Practical Applications
Immediate Applications
Below are practical, deployable use cases that leverage TabEBM’s class-specific, training-free tabular augmentation and its open-source library.
- Healthcare/Clinical AI — Improve small-sample classifiers (diagnosis, triage, risk prediction)
- What to do: Use TabEBM to augment scarce EHR/lab/omics tabular datasets per class, preserving label distribution and boosting model accuracy in low-data settings (e.g., rare disease classification).
- Tools/workflow: Add TabEBM as a data-prep step in pipelines for XGBoost/RF/LogReg; generate class-stratified synthetic samples (e.g., N_syn ≈ 500) before training; evaluate via validation set.
- Assumptions/dependencies: Requires class labels and basic preprocessing (scaling/encoding); not a formal privacy mechanism—use for augmentation internally, not as a DP guarantee.
- Chemistry/Pharma/Materials — QSAR/toxicity/property prediction with small tabular datasets
- What to do: Augment per-class molecular descriptors or material features to stabilize training and reduce overfitting in low-N regimes.
- Tools/workflow: Integrate TabEBM into cheminformatics/R&D pipelines (e.g., scikit-learn + RDKit descriptors + TabEBM augmentation).
- Assumptions/dependencies: Encoding of categorical features must align with TabEBM’s preprocessing; distributions must be stationary enough that class-conditional modeling is meaningful.

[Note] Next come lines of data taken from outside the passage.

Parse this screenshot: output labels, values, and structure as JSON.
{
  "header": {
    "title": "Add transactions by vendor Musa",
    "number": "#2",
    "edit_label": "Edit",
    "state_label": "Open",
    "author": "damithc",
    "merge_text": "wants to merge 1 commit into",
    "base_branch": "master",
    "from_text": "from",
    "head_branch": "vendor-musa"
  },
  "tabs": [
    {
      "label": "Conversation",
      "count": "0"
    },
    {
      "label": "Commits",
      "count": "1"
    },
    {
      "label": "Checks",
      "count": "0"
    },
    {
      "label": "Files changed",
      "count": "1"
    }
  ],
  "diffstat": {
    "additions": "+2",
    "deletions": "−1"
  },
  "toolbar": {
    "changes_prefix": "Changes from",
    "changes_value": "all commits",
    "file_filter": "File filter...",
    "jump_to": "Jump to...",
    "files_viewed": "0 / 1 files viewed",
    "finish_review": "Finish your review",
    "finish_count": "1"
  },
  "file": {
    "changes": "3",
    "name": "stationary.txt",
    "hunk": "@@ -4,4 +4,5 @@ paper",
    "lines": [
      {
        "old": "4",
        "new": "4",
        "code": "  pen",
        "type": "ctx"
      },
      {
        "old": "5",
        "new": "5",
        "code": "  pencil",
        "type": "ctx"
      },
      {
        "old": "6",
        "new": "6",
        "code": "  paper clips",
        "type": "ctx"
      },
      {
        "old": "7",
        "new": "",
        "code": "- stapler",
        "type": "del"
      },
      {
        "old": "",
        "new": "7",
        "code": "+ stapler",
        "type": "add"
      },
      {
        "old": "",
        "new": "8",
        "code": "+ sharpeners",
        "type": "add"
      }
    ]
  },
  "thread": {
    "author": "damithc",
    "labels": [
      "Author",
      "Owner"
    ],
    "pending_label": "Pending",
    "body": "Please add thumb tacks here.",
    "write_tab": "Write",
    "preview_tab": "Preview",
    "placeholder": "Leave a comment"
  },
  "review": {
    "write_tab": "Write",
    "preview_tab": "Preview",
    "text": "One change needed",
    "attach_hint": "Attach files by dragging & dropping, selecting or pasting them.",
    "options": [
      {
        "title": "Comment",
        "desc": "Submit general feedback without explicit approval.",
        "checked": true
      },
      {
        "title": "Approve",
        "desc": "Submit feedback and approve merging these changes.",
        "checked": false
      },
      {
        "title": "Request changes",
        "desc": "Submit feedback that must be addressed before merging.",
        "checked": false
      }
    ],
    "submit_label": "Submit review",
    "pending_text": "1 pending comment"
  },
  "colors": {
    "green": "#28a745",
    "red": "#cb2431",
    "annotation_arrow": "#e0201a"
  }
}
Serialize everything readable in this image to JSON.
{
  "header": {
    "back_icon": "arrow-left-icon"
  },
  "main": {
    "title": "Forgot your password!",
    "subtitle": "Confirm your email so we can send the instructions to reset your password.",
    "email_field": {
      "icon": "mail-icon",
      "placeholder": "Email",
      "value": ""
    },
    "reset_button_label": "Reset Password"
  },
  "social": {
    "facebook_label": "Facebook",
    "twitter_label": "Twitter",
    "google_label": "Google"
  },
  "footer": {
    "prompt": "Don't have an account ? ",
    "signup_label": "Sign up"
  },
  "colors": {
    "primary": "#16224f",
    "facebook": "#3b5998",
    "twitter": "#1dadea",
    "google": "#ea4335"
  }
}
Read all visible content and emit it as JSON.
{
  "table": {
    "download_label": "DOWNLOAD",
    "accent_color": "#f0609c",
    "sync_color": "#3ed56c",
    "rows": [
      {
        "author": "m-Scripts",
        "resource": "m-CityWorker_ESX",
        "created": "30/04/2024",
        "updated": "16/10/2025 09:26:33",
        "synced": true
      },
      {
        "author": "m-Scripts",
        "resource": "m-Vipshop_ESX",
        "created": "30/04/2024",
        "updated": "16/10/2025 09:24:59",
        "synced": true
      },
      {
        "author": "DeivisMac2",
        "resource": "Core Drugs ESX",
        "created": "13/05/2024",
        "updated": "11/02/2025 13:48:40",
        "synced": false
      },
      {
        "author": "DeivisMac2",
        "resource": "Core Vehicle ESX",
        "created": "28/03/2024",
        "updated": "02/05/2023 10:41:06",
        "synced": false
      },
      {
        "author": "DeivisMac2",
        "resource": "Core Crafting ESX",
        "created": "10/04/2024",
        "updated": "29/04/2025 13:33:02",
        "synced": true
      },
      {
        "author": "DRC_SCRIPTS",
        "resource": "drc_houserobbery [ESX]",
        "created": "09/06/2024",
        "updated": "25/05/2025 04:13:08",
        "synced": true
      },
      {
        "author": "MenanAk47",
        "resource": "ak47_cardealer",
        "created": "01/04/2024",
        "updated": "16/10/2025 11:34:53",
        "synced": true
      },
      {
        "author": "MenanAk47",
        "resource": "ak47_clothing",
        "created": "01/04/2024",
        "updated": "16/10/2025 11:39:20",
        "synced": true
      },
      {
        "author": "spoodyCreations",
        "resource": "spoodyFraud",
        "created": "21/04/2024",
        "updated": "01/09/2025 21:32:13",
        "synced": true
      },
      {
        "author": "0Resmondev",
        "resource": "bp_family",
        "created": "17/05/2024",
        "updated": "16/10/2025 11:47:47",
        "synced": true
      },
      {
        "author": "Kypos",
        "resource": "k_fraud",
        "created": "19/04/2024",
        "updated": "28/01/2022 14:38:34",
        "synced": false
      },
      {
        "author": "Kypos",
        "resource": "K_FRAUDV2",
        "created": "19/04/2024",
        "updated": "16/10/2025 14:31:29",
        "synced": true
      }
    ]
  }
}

- Manufacturing/Quality Control — Imbalanced defect detection
- What to do: Use class-specific EBMs to oversample minority defect classes without collapsing modes; maintain true defect/non-defect proportions in generated data.
- Tools/workflow: Insert TabEBM into MLOps line for QC classifiers; schedule generation per new production batch to re-balance training data.
- Assumptions/dependencies: Assumes access to at least a few minority samples per class; negative-sample hypercube distance set sufficiently far from real data as per library defaults.
- Finance — Rare-event modeling (fraud, default), tabular risk analytics
- What to do: Augment minority classes (e.g., fraud) to improve recall without distorting class priors; enable privacy-friendly internal analytics by training on synthetic augmentation.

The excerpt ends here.